Aussitôt, la Fédération des conseils de parents d'élèves (FCPE) a réagi : « Nous ne contestons pas la démarche. Ce qui nous gêne, c'est que chaque questionnaire est nominatif, avec un numéro d'identification informatique, affirme Thierry Chancerel, administrateur national. Comment va être utilisé ce fichier et à quoi vont servir ces données ? » L'association pointe également le caractère obligatoire de la réponse. « Si les familles refusent de renvoyer l'enveloppe, que se passera-t-il ? »

Au ministère de l'Éducation nationale, on rétorque que ce genre d'enquête n'a rien d'exceptionnel. « Nous avons reçu le label d'intérêt général du Conseil national de l'information statistique, précise Jean-Paul Caille, membre de la Direction de l'évaluation, de la prospective et de la performance.
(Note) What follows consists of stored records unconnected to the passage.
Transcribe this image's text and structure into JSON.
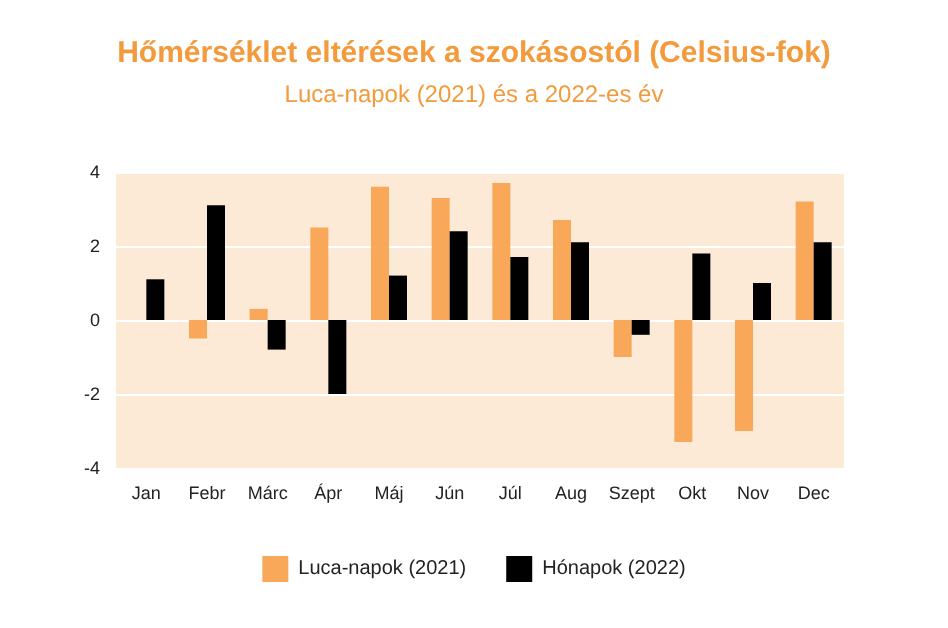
{
  "chart_data": {
    "type": "bar",
    "title": "Hőmérséklet eltérések a szokásostól (Celsius-fok)",
    "subtitle": "Luca-napok (2021) és a 2022-es év",
    "categories": [
      "Jan",
      "Febr",
      "Márc",
      "Ápr",
      "Máj",
      "Jún",
      "Júl",
      "Aug",
      "Szept",
      "Okt",
      "Nov",
      "Dec"
    ],
    "series": [
      {
        "name": "Luca-napok (2021)",
        "color": "#f9a85a",
        "values": [
          null,
          -0.5,
          0.3,
          2.5,
          3.6,
          3.3,
          3.7,
          2.7,
          -1.0,
          -3.3,
          -3.0,
          3.2
        ]
      },
      {
        "name": "Hónapok (2022)",
        "color": "#000000",
        "values": [
          1.1,
          3.1,
          -0.8,
          -2.0,
          1.2,
          2.4,
          1.7,
          2.1,
          -0.4,
          1.8,
          1.0,
          2.1
        ]
      }
    ],
    "ylim": [
      -4,
      4
    ],
    "yticks": [
      -4,
      -2,
      0,
      2,
      4
    ],
    "grid": "y",
    "legend": "bottom"
  }
}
La dernière enquête de ce genre date de 1995 dans le second degré. C'est notre seul moyen de mesurer la manière dont l'école intègre les enfants. Ces informations serviront à améliorer la politique éducative. »

Un suivi de l'élève est d'ailleurs prévu tout au long de sa scolarité, que ses parents soient d'accord ou non. Pendant le temps scolaire, l'enfant devra répondre à un questionnaire afin de mieux connaître ses centres d'intérêt. « Toutes les données relatives à la vie des familles sont strictement confidentielles. Elles seront collectées dans un fichier à part, totalement anonyme », précise Jean-Paul Caille.

Les parents disposent de trois semaines pour répondre, les courriers étant arrivés fin mars dans les collèges. Dominique Bonneau, lui, a décidé d'ignorer l'enveloppe T, jointe au courrier pour la réponse. Une décision difficile à expliquer au petit Yoran. « Cette histoire le met très mal à l'aise. C'est le seul concerné dans sa classe. En fait, il prend cela comme une punition ! »

Lucile VANWEYDEVELDT.

(1) L'enquête est destinée à suivre 35 000 élèves entrés en 6e en septembre 2007. La sélection s'est faite de manière aléatoire, par tirage au sort.